どちらにしてもアミスの提案を受ける気はないのだから、必要以上の慰めはしてもそれ何の効果も持たないだろうと思ったからだ。
(ここでお別れなのだろうな……)
この特殊な空間だからこそ、人界と聖界との狭間にあるこんな空間だからこそ、出会い会話を交わす事ができた。それぞれが帰る世界へと戻れば、もう出会う事すら出来はしないだろう。故に、
ここで未練を断とう。
と、決断した。
アミスもその落ち込んだ気持ちを切り替える為に、意識を別のことに移す。ロルティに目を向け、出来るだけ心を落ち着けながら、彼に【 命名解除 】の魔法を教えた。
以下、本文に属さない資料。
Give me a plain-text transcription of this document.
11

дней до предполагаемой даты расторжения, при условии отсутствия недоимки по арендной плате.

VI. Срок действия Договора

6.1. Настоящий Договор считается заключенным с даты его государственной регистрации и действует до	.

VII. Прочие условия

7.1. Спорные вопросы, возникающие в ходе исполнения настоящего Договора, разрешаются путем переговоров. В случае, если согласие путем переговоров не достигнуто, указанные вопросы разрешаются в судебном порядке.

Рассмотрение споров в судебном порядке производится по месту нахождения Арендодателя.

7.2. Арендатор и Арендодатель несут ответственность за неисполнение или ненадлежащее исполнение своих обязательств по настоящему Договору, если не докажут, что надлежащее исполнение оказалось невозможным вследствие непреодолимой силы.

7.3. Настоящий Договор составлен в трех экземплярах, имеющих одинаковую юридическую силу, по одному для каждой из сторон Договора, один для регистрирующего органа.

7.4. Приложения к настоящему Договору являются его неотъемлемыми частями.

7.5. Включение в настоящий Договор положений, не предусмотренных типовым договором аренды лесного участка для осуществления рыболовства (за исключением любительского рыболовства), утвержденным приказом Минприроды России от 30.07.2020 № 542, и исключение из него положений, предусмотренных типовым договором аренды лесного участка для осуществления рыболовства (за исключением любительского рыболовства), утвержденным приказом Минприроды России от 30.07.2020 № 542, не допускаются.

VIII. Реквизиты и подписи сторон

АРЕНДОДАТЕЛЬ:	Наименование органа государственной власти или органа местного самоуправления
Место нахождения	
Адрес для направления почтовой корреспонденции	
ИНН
ロルティは教わったその魔法の呪文の詠唱をすぐに開始し、かつて自分が≪ 二角炎馬 ≫に付けた名前を取り消すのだった。
「さて、後はアイツを倒すだけなんだけど……」
「言うのは簡単ですけどね」
ロルティの言葉にアミスは苦笑いを浮かべながらそう返す。やはり、元気がないように感じる。だが、かける言葉は誰にも浮かんでこなかった。聖獣剣士の言葉を否定できるのはアミスだけであり、そのアミスが黙ってしまった以上、何を言っても意味がないと誰もが思えたからだ。
「通じる攻撃は、先程の攻防で効果があった2つ」
「いや、≪ 剣聖 ≫の斬撃も充分な威力があると思うよ」
その攻撃を実際受けたことのあるロルティの言葉には説得力があった。
「ですね。問題は、それをどうやって当てるかですね」
切り札になり得るのは、ラスの作り出す魔力の槍と≪ 剣聖 ≫と聖獣剣士の斬撃。
リンの全力攻撃でも多少のダメージなら与える事ができるが、致命傷はまず無理。
それは≪ 水霊 ≫、≪ 氷霊 ≫も同様だろう。
これらの攻撃を組み合わせながら、確実にトドメの一撃を与えなければならない。
次のチャンスを逃せば、そこで終わりだろうと思えた。
それは大魔獣側から見てもそう思える事。次の攻防を凌ぎ切れば大魔獣の勝ち。だからこそ、今までで1番慎重な心持ちで大魔獣は獲物達が動くのを待つ。
そして、アミス達の作戦が決まる。
陣形を作り直すアミス達に反応して、大魔獣の目がゆっくりと開かれる。それに気づきながらも、アミス達は気にせずに動く。
敵が再び大魔獣一体だけになったことにより、前衛、後衛、上空という3つに分かれた形となる。
前衛にタリサ、リン、聖獣剣士、≪ 剣聖 ≫。
後衛にアミスとジーブル。その後ろに未だに意識を取り戻していないサンとそれを守る形のラス。そして、アミスに呼び出された5体の聖獣が後衛の4人を囲む。
そして、上空にロルティ、≪ 炎獣 ≫、≪ 二角炎馬 ≫
という形となった。
アミスとジーブル、そして、≪ 白翼天女 ≫、≪ 風の乙女 ≫による各種防御魔法により守りを重点的に固める。ラスはその後ろでいつでも魔力の槍を作り出せるように集中して魔力を溜めている。
後はそれぞれが流動的に動きながらチャンスを待ち、それを生かして作戦を実行するだけ。
そして、大魔獣はそれを凌ぐ為に、慎重に警戒を強めるのであった。